Kineas watched them drill with Cleitus and half a dozen city gentlemen. He was unstinting in his praise, whether to his own men or to Memnon and the city officers when they approached at the end of the drill.

Memnon stopped and leaned on his spear. He had been charging about the field, black cloak flapping behind him, correcting faults and praising virtue, and now he panted like a dog. ‘I’ve got to get them out of all that armour,’ he said. He pointed to a group of young men at drill. ‘They keep all the old traditions here — the youngest, best fighters make a select company to cover the flank. I’ll try to keep them from wearing it.’
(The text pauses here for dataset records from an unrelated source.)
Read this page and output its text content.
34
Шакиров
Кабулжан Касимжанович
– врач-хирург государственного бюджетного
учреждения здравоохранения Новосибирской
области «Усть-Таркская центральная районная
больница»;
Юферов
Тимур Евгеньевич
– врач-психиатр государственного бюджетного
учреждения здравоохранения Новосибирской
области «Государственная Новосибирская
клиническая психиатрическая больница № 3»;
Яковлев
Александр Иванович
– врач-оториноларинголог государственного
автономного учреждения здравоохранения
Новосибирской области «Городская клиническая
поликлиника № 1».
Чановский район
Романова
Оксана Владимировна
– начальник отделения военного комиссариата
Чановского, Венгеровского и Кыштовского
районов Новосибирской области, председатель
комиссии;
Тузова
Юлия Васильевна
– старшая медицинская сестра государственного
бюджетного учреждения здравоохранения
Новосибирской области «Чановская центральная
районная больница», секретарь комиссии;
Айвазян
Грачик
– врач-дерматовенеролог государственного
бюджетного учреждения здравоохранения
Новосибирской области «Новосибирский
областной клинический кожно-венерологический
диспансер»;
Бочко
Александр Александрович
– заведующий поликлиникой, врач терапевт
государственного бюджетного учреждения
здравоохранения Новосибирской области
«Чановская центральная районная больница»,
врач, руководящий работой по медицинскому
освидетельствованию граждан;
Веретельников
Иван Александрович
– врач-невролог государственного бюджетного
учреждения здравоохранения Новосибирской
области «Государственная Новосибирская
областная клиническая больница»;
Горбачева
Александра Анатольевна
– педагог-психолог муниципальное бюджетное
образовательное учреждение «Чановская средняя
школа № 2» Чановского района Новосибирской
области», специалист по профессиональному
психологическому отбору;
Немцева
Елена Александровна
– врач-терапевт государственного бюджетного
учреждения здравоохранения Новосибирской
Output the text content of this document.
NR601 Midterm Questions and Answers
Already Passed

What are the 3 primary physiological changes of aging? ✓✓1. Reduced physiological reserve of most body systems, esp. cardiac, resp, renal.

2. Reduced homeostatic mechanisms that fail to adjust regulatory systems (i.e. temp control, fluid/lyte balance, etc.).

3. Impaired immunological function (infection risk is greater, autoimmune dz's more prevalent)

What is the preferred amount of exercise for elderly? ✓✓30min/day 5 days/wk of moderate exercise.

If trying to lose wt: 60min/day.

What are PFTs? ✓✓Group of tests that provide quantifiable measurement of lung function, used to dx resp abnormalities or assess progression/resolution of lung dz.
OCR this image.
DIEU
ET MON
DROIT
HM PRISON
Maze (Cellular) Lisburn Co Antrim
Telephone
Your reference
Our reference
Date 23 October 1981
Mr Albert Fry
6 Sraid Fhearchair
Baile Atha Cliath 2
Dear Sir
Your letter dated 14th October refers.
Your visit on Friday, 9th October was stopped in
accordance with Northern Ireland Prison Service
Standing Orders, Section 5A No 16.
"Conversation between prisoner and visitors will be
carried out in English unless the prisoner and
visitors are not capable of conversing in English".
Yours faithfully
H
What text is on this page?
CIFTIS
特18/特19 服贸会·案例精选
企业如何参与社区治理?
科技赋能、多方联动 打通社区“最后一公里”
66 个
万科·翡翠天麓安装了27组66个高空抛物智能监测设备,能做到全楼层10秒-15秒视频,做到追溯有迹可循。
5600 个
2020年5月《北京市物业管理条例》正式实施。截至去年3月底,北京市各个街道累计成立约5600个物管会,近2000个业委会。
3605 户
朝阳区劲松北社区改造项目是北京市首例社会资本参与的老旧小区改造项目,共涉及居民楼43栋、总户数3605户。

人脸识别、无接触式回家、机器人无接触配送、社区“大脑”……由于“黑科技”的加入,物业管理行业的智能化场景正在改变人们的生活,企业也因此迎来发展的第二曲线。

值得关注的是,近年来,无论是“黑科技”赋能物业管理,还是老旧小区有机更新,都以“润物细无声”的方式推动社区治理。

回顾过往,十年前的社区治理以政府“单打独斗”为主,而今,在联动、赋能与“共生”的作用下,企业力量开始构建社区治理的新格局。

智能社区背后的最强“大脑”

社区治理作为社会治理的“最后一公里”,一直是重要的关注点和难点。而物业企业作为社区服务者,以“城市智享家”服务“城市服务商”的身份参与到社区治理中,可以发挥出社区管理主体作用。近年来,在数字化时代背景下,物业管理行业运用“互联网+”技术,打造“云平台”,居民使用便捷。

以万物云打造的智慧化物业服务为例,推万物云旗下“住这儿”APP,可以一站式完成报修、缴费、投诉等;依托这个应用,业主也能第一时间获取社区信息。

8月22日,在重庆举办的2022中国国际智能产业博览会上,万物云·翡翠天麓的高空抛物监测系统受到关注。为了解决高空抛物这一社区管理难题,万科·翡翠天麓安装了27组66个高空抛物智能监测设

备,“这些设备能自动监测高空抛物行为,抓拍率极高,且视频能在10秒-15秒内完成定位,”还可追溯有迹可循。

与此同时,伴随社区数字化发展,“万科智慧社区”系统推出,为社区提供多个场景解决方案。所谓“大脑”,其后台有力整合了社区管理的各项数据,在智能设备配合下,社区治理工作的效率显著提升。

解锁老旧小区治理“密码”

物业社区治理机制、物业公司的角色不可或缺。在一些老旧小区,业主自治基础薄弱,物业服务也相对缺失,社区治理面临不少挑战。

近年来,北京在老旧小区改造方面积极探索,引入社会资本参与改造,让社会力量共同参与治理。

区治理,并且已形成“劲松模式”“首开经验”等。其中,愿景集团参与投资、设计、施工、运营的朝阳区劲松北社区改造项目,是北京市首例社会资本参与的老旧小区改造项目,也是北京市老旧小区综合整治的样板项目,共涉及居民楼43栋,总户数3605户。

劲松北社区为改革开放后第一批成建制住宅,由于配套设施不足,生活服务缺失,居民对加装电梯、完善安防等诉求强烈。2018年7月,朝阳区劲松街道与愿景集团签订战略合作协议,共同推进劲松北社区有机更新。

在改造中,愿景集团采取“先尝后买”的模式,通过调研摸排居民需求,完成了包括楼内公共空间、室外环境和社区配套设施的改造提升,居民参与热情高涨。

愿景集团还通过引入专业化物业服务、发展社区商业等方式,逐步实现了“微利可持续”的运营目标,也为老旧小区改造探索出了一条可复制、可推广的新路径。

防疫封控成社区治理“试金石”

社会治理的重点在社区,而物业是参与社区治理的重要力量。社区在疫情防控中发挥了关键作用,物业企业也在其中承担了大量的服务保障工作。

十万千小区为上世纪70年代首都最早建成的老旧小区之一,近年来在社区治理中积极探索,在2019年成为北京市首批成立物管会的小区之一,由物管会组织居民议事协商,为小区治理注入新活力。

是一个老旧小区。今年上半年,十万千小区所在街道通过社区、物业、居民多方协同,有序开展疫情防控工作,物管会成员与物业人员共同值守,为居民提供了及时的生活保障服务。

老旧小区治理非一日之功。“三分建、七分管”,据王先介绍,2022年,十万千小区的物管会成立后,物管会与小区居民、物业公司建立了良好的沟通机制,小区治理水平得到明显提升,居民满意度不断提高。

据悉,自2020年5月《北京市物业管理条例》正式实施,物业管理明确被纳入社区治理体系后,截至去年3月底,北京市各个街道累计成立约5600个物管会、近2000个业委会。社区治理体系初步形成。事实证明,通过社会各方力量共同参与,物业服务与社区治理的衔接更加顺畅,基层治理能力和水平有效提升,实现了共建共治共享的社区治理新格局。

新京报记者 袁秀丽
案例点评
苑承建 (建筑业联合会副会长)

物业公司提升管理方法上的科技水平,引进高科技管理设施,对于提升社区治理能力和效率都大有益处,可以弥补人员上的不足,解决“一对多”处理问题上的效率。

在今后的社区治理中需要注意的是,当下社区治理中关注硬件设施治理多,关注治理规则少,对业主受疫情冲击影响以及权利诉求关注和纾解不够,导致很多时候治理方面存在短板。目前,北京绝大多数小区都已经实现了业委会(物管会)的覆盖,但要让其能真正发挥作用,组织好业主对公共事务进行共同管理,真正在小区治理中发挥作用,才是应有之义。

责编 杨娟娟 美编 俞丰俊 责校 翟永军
Kineas watched the older men standing in glittering ranks. ‘Depends on what we think they’re for,’ he said.

Nicomedes stopped flirting with Ajax and pushed his horse forward. ‘Surely we all know what hoplites are for,’ he said. ‘I used to serve as one myself, you may recall. Before the hipparch forced me to serve on horseback.’

Kineas smiled. ‘I gave you the excuse to buy that beautiful blue cloak and that exciting breastplate,’ he said. Then he turned back to Memnon. ‘For dash — or to chase down Thracians — our light-armed hoplites are the thing. But here on the plain…’ Here Kineas raised his head to gaze across the snow. He didn’t even know exactly where she was, but she was somewhere out in the endless white. He caught himself. ‘Here it is cavalry country. Armour makes a man braver, and steadies him, and keeps him safe from the javelins and bows.’

Memnon rubbed his jaw, which was as black as his cloak. ‘By Zeus, Hipparch, let us never have to face the bandits out in open country. I stood against the boy king at Issus, when his horse came against us. If they’d had bows, none of us would have escaped.’

‘Armour might stop the first push of a Macedonian taxeis,’ Kineas said.